Tuesday, March 20, 2018
home for the weekend
the leaving behind was hard...
hard prunings dead weight
toxic faucets freezing pipes
kitchen privileges family tables
i went to nyc this past weekend to be a daughter, a sister, an auntie, a mother.
...but the reaping/inheritance are overwhelmingly safe and rich. matthew 19.29
Tuesday, February 27, 2018
wait, of glory
by the portent
the fright
cede to the surgeon
cross the beam
in my eye
carry your burden
like an oxen
carries flies
take up his yoke
it is laden
with light
Tuesday, February 20, 2018
heavenly gates
pointed finger
nails
spears
pierce
the Penetrated
come
in,
He said I'll
give you shelter
in my side
splayed wide
Wednesday, February 14, 2018
of making many books
daily getting dumber
King Thamus, to Theuth, on literacy:
"This discovery of yours will create forgetfulness in the learners' souls, because they will not use their memories; they will trust to the external written characters and not remember of themselves.
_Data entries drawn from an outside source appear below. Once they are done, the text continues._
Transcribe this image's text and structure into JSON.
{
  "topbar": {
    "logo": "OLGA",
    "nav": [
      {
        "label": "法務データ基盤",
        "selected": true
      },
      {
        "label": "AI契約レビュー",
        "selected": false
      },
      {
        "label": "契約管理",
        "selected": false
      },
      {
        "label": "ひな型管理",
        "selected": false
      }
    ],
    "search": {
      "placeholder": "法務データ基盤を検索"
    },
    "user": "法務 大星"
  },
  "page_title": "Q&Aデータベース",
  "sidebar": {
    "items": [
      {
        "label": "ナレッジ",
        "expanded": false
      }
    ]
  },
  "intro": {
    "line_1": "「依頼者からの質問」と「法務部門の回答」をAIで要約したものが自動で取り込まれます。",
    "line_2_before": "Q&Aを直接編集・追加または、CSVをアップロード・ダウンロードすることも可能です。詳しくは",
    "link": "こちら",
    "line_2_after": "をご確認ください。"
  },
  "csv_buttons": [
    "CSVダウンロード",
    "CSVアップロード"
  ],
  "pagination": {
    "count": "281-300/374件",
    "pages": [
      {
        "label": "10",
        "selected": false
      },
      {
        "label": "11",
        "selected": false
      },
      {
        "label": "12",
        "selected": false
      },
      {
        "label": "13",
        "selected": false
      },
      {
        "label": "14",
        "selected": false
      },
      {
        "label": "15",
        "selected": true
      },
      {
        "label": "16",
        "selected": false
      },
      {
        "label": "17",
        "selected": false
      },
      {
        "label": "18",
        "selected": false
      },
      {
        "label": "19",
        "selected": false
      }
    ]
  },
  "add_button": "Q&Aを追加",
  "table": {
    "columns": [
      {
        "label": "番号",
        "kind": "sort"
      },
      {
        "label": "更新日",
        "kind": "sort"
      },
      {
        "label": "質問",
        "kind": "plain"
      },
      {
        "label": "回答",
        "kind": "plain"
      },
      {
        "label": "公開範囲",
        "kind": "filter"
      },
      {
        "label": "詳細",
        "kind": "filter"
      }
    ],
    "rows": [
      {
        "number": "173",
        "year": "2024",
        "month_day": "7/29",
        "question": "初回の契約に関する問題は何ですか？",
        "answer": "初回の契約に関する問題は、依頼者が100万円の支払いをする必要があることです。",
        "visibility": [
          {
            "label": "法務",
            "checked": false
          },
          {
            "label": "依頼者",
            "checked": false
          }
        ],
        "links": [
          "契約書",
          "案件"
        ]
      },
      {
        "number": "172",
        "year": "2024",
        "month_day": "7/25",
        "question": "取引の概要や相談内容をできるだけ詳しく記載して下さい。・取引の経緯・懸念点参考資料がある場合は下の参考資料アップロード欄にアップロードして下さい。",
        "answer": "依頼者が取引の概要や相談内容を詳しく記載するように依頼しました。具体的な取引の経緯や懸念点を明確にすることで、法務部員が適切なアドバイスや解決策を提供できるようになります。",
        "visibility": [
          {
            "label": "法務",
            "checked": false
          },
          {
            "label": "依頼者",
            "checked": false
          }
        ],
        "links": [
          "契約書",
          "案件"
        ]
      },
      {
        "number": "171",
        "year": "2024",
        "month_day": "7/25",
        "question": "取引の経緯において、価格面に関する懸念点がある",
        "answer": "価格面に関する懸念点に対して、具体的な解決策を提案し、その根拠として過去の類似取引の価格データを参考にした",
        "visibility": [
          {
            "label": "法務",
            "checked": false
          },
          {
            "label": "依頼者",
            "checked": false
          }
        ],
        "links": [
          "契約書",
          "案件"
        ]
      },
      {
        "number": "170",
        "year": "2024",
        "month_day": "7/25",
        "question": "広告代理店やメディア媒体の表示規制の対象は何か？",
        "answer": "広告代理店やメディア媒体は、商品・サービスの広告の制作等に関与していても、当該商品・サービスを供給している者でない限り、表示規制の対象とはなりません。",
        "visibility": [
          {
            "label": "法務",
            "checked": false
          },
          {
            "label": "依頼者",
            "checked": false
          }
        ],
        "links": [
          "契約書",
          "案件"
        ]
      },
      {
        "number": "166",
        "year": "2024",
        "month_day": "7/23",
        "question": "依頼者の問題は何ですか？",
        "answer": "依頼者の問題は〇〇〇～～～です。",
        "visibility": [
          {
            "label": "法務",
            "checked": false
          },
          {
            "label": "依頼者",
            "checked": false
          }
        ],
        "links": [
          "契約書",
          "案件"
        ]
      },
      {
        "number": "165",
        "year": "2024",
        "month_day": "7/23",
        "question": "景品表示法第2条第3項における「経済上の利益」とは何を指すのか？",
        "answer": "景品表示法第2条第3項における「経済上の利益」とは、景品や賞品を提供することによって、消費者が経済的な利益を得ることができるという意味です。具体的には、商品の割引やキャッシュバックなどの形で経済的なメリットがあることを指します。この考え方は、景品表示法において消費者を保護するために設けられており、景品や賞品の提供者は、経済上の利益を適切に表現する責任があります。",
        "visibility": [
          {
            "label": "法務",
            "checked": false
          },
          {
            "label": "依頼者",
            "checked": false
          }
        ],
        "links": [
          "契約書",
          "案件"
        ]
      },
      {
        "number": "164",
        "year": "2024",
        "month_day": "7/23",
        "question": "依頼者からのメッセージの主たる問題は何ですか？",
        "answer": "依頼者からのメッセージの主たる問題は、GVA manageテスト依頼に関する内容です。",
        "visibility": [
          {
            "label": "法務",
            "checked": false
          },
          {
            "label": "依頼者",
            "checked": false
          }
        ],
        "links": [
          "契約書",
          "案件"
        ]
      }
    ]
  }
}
The specific which you have discovered is an aid not to memory, but to reminiscence, and you give your disciples not truth, but only the semblance of truth; they will be hearers of many things and will have learned nothing; they will appear to be omniscient and will generally know nothing; they will be tiresome company, having the show of wisdom without the reality."